The $100- um, $200- er, $1000 laptop.

Press releases from One Laptop Per Child indicate that the much-ballyhooed $100 laptop will soon be shipped, except it will cost $200. Unless you factor in all the donated hardware, software, shipping and other factors, in which case the true cost is around $1,000 per laptop, or about twice what a good low-end laptop from Dell costs. The OLPC people say this isn’t true- but they are still restricting sales to government and charitable agencies, which does suggest that they’re selling them at a loss.

Putting aside the question of why having a laptop will help students in countries where few complete the sixth grade, I still wonder why a country that won’t spend $2 for mosquito netting to prevent malaria or $20 for AIDS treatment would be expected to spend $100 or $200 to buy students a computer.

I’d love to be proven wrong, but I’m guessing that no more than a few tens of thousands of these will ever be distributed, and most will end up on the black market But that doesn’t mean I’ve given up hope. I am anxiously awaiting the One Car per Family project, which will deliver basic transportation throughout the Third World at a cost of only $40,000 per.

Everyone gets a share!

They held Live Aid the other day, and literally hundreds of would-be greens watched B-list rock stars who jetted in from around the globe to endorse Al Gore’s vision:

“This is going to be the greenest event of its kind, ever,” former Vice President and Live Earth partner Al Gore told The Associated Press. “The carbon offsets and the innovative practices that are being used to make this a green event, I think, will set the standard for years to come.”

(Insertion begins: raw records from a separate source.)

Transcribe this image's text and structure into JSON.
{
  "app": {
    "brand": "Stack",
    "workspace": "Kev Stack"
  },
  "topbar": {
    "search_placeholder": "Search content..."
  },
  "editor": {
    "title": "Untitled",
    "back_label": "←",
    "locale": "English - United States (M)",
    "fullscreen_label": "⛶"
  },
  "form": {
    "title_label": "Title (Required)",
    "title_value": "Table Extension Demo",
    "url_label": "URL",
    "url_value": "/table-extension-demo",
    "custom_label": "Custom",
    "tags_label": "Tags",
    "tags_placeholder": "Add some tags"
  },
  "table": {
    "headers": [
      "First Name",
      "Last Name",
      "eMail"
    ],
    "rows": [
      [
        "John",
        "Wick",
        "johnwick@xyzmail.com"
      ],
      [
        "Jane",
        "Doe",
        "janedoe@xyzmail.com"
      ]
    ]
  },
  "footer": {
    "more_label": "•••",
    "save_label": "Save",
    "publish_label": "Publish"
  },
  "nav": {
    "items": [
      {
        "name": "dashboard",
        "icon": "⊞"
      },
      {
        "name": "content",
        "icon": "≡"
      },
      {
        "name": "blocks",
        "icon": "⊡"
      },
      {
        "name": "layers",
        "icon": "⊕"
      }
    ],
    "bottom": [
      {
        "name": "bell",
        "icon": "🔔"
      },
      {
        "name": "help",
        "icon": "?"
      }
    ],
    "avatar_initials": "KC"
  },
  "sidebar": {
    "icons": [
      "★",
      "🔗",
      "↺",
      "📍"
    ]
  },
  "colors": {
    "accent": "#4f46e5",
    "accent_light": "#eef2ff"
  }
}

I.e., this could be the event that kills fashionable green politics. BTW, about those carbon offsets- they were purchased from Native Energy, a Native American (extra cultural points!) owned operation that… well, it’s unclear exactly what they do. They say they fund renewable energy projects, but that phrase covers a lot of ground. Their web site says:

…NativeEnergy is majority-owned by the non-profit Intertribal Council On Utility Policy, although we are organized and operate as a for-profit company….

…and perhaps someone could explain that to me. In their FAQ, they ask the question, “How much goes to the projects?” and they reply:

Our business model is really very simple: We make otherwise insufficiently profitable renewable energy projects profitable enough to get financed and built. We do it buying their long-term renewable energy credits (RECs) and/or CO2 offsets up front, and selling shares of those RECs and offsets up front, thus buying down their initial investment costs and increasing their investment return. So a partial answer to “how much goes to the projects” is “enough to get them financed and built.”

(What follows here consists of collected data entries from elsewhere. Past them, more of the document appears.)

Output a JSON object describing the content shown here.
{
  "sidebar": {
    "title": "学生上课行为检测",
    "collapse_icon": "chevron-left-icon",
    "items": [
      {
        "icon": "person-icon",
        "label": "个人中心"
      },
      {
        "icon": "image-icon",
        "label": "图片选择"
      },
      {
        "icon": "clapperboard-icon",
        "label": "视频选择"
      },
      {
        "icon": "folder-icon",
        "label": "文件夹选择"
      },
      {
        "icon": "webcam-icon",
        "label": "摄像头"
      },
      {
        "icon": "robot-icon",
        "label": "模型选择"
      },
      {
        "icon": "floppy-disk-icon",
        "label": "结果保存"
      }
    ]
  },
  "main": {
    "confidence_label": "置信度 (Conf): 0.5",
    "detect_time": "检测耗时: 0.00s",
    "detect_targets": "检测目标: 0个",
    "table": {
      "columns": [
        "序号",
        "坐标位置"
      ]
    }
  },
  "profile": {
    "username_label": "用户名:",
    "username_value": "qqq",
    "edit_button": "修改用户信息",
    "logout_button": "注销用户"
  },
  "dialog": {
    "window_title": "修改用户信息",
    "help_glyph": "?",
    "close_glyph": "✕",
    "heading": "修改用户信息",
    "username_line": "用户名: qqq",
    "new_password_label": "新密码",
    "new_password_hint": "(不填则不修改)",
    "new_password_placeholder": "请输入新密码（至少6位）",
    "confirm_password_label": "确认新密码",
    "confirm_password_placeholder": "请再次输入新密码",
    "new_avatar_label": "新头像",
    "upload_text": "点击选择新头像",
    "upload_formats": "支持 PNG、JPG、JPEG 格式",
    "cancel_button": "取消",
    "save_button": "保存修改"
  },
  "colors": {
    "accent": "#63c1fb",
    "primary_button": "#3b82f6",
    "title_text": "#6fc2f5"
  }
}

…which again I find a little confusing. I am also more than a little reminded of Milo Minderbinder, the character in Catch 22 who somehow sets up a huge for-profit organization inn the middle of a war zone, and whose sole justification seems to be “everyone gets a share!”, even as he contracts with the Germans to bomb his own base.

Back to NativeEnergy’s financial model:

When you offset with NativeEnergy, you are purchasing property (RECs and other CO2 offsets are property) and you are donating that property to Clean Air-Cool Planet for it to further its charitable purpose of reducing global warming by retiring the credits or offsets. Think of it like you are buying soup from a grocer (NativeEnergy) and donating it to the local food drive (CA-CP) for it to give to hungry people. The general rule under the Internal Revenue Code is that when you donate property to a qualified charitable organization (CA-CP is a qualified 501(c)(3)), you are entitled to deduct the fair market value of that property from your income…

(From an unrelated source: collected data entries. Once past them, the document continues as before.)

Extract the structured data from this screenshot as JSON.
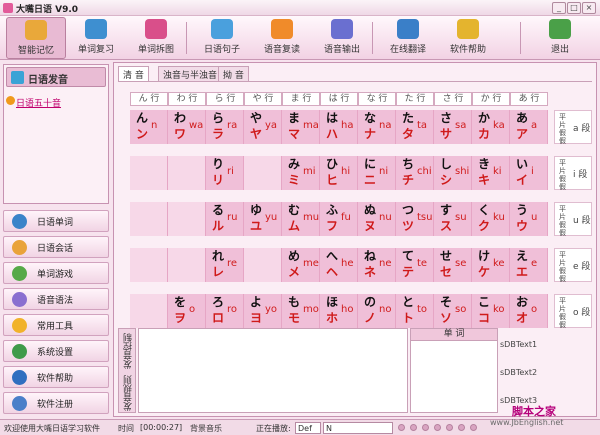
{
  "window": {
    "title": "大嘴日语 V9.0",
    "min": "_",
    "max": "□",
    "close": "×"
  },
  "toolbar": [
    {
      "label": "智能记忆",
      "icon": "memory-icon",
      "color": "#e9a83a"
    },
    {
      "label": "单词复习",
      "icon": "review-icon",
      "color": "#3e8fd0"
    },
    {
      "label": "单词拆图",
      "icon": "split-icon",
      "color": "#d94f8a"
    },
    {
      "label": "日语句子",
      "icon": "sentence-icon",
      "color": "#4aa0dd"
    },
    {
      "label": "语音复读",
      "icon": "repeat-icon",
      "color": "#f08b2a"
    },
    {
      "label": "语音输出",
      "icon": "speaker-icon",
      "color": "#6a6fd0"
    },
    {
      "label": "在线翻译",
      "icon": "globe-icon",
      "color": "#3a7fc8"
    },
    {
      "label": "软件帮助",
      "icon": "help-icon",
      "color": "#e4b42e"
    },
    {
      "label": "退出",
      "icon": "exit-icon",
      "color": "#4aa048"
    }
  ],
  "sidebar": {
    "header": "日语发音",
    "sub_item": "日语五十音",
    "menu": [
      {
        "label": "日语单词",
        "color": "#3a84c9"
      },
      {
        "label": "日语会话",
        "color": "#e9a33a"
      },
      {
        "label": "单词游戏",
        "color": "#56a948"
      },
      {
        "label": "语音语法",
        "color": "#8a6fd0"
      },
      {
        "label": "常用工具",
        "color": "#f1b22b"
      },
      {
        "label": "系统设置",
        "color": "#3f9b4a"
      },
      {
        "label": "软件帮助",
        "color": "#2f6fc0"
      },
      {
        "label": "软件注册",
        "color": "#4a7fc9"
      }
    ]
  },
  "tabs": [
    "清 音",
    "浊音与半浊音",
    "拗 音"
  ],
  "columns": [
    "ん 行",
    "わ 行",
    "ら 行",
    "や 行",
    "ま 行",
    "は 行",
    "な 行",
    "た 行",
    "さ 行",
    "か 行",
    "あ 行"
  ],
  "rows": [
    {
      "k": "平片假假",
      "dan": "a 段"
    },
    {
      "k": "平片假假",
      "dan": "i 段"
    },
    {
      "k": "平片假假",
      "dan": "u 段"
    },
    {
      "k": "平片假假",
      "dan": "e 段"
    },
    {
      "k": "平片假假",
      "dan": "o 段"
    }
  ],
  "grid": [
    [
      [
        "ん",
        "ン",
        "n"
      ],
      [
        "わ",
        "ワ",
        "wa"
      ],
      [
        "ら",
        "ラ",
        "ra"
      ],
      [
        "や",
        "ヤ",
        "ya"
      ],
      [
        "ま",
        "マ",
        "ma"
      ],
      [
        "は",
        "ハ",
        "ha"
      ],
      [
        "な",
        "ナ",
        "na"
      ],
      [
        "た",
        "タ",
        "ta"
      ],
      [
        "さ",
        "サ",
        "sa"
      ],
      [
        "か",
        "カ",
        "ka"
      ],
      [
        "あ",
        "ア",
        "a"
      ]
    ],
    [
      null,
      null,
      [
        "り",
        "リ",
        "ri"
      ],
      null,
      [
        "み",
        "ミ",
        "mi"
      ],
      [
        "ひ",
        "ヒ",
        "hi"
      ],
      [
        "に",
        "ニ",
        "ni"
      ],
      [
        "ち",
        "チ",
        "chi"
      ],
      [
        "し",
        "シ",
        "shi"
      ],
      [
        "き",
        "キ",
        "ki"
      ],
      [
        "い",
        "イ",
        "i"
      ]
    ],
    [
      null,
      null,
      [
        "る",
        "ル",
        "ru"
      ],
      [
        "ゆ",
        "ユ",
        "yu"
      ],
      [
        "む",
        "ム",
        "mu"
      ],
      [
        "ふ",
        "フ",
        "fu"
      ],
      [
        "ぬ",
        "ヌ",
        "nu"
      ],
      [
        "つ",
        "ツ",
        "tsu"
      ],
      [
        "す",
        "ス",
        "su"
      ],
      [
        "く",
        "ク",
        "ku"
      ],
      [
        "う",
        "ウ",
        "u"
      ]
    ],
    [
      null,
      null,
      [
        "れ",
        "レ",
        "re"
      ],
      null,
      [
        "め",
        "メ",
        "me"
      ],
      [
        "へ",
        "ヘ",
        "he"
      ],
      [
        "ね",
        "ネ",
        "ne"
      ],
      [
        "て",
        "テ",
        "te"
      ],
      [
        "せ",
        "セ",
        "se"
      ],
      [
        "け",
        "ケ",
        "ke"
      ],
      [
        "え",
        "エ",
        "e"
      ]
    ],
    [
      null,
      [
        "を",
        "ヲ",
        "o"
      ],
      [
        "ろ",
        "ロ",
        "ro"
      ],
      [
        "よ",
        "ヨ",
        "yo"
      ],
      [
        "も",
        "モ",
        "mo"
      ],
      [
        "ほ",
        "ホ",
        "ho"
      ],
      [
        "の",
        "ノ",
        "no"
      ],
      [
        "と",
        "ト",
        "to"
      ],
      [
        "そ",
        "ソ",
        "so"
      ],
      [
        "こ",
        "コ",
        "ko"
      ],
      [
        "お",
        "オ",
        "o"
      ]
    ]
  ],
  "bottom": {
    "vtab1": "发音规则",
    "vtab2": "发音控制",
    "word_header": "单 词",
    "sdb1": "sDBText1",
    "sdb2": "sDBText2",
    "sdb3": "sDBText3"
  },
  "status": {
    "welcome": "欢迎使用大嘴日语学习软件",
    "time_label": "时间",
    "time": "[00:00:27]",
    "music": "背景音乐",
    "playing": "正在播放:",
    "def": "Def",
    "n": "N"
  },
  "watermark": {
    "brand": "脚本之家",
    "url": "www.JbEnglish.net"
  }
}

So basically you’re donating money to this organization, who in turn invest some undisclosed fraction of it in for-profit alternative energy projects that otherwise wouldn’t be financially viable. In the business world this is called throwing money away. But in this case, the principles of NativeEnergy get their cut, and the donors, like their predecessors in the Middle Ages, are buying indulgences to pave their way to Green Heaven, even as they continue to drive SUVs, air condition their multiple homes, and charter private jets.

And everyone gets a share!

and taped next to them, Michael Corleone’s gun…

President Mugabe continues to seek out enemies of the regime, real and imagined:

Harare – A member of President Robert Mugabe’s ruling party has been arrested in Zimbabwe after police found bags of sugar in his toilet and accused him of hoarding goods, reports said Sunday.

Siriro Majuru, who is a ZANU-PF senator for the Murehwa-Goromonzi constituency, was arrested on Friday.

Police found bottles of orange juice, cooking oil and rice in a storeroom at the senator’s home east of Harare as well as several packets of sugar hidden in his toilet, the official Sunday Mail newspaper said.